Using two intermediate layers causes problems


I’m having problems using two intermediate layers to correct interpolated forms for a particular glyph.

I have a typeface with 3 axes – weight, width, italic, and for each axis there are 3 masters – one at each extreme, and one in the middle. I don’t like the look of the regular and bold semi-condensed interpolations, #1 and #4.

#1 and #4 are simple interpolations at this semi-condensed spot on the width axis. I want #2 and #5 instead, so I presume I would need to add each of these to a new intermediate layer.
When this character has only one intermediate layer containing #2, it makes sense that #2 and #4 are rendered. When this character has only one intermediate layer containing #5, it makes sense that #1 and #5 are rendered.

My problem: When this character has both intermediate layers, #2 and #5, what gets rendered is #2 and #6. Where does #6 come from, considering I specifically defined #5?

Many thanks for your help.


Can you post a screenshot of your path construction in the masters as well as the interpolations?

What are the axis coordinates of your masters and of your intermediate layers?

Hi Sebastian,
The masters here are (weight/width/italic):
71/200/20, 71/600/20, 180/200/20, 180/600/20.

The intermediates I defined are {71, 400, 20} and {180, 400, 20}.
The straight interpolations look like this:

Interesting how the first points of each master here are off-curve points…

That should be 128, shouldn’t it?

Argh, good catch. Post updated, thanks.

To go a little off topic (no idea on it after your fix), may I ask out of curiosity what do you do in upright about the points which are on the vertical extremes in italic? I believe the optimal compromise to make condensed+normal to go variable italic is to not add any extremes and just let it slant. There’s a slight chance you won’t need the extra layers in that case.

The vertical extreme points in the upright remain, but aren’t extremes. You’re right about leaving out the extremes; the forms look ok. I’m thinking more here about proper PS hinting for static and variable fonts.

Can you post the coordinates of all masters (including the uprights).

And I don’t really understand the problem (your abbreviations are a bit confusing).

Hi Georg,
I re-worded my posts above.
Would it be easier to send you a Glyphs file?

Pulling off those extra points without kinks seems like quite a lot of work, but then you don’t get PS hinting in variable fonts anyway, and for OTFs there’s CP filter that adds extremes on export. And after all, hinting is only useful if the font is intended for small sizes, which at that narrow width is probably not the case :slight_smile:

My goal is to manually hint the fonts, so adding extremes on export won’t work.
The regular widths can benefit from good instructions. And when it comes to viewing PDFs, all styles can benefit. :slightly_smiling_face:

You are planning to manually hint a font? An italic font?


Because in the vast majority of cases going through the hints manually gives me superior results to an app’s autohint. Italics, despite being used less often, deserve the same attention to rendering as uprights.

Where are you experiencing issues with autohint? How much have you dug into tuning the ttfAutohint instructions?

I’m still not getting it.
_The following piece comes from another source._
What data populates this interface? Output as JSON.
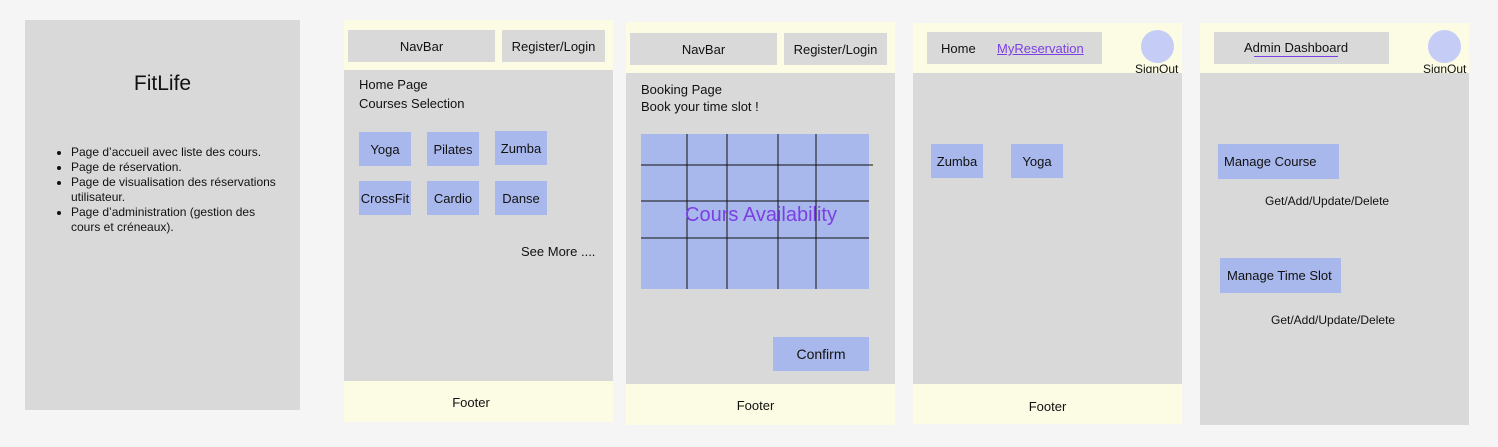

Can you send me that file (send it by email to support at this domain)?

Let’s say for now I want to make static otfs. Glyph’s autohint will occasionally over- or under-hint, so I’ll need to make corrections.

Will do, thanks.

Can you give some examples where you don’t like the autohinting?

Here are a few. L is manually hinted, R is autohinted.

Defined stems:

What I correct are the ghost hints on the serifs (all characters), the bad stem guesses (E and Y), and the double-hints (T and 5). Experience tells me these would otherwise render too dark.

If I add extremes on export and autohint, my corrections need to be done in the instances. Not only is that likely a lot of work, but re-exporting fonts puts that correction work in the trash.

I’d rather have in the Glyphs file points where I define them, and optimized hints based on those points.

I’ll look into this. Thanks for the examples (could you send those glyphs for testing?).

I would recommend to use less stems. The idea is to unify the width of stems ad if you add to manny, you will end up with different width.

And I wouldn’t hint the top and bottom of the vertical serifs.

But the most important, only do anything without testing in an environment that renders postscript hints.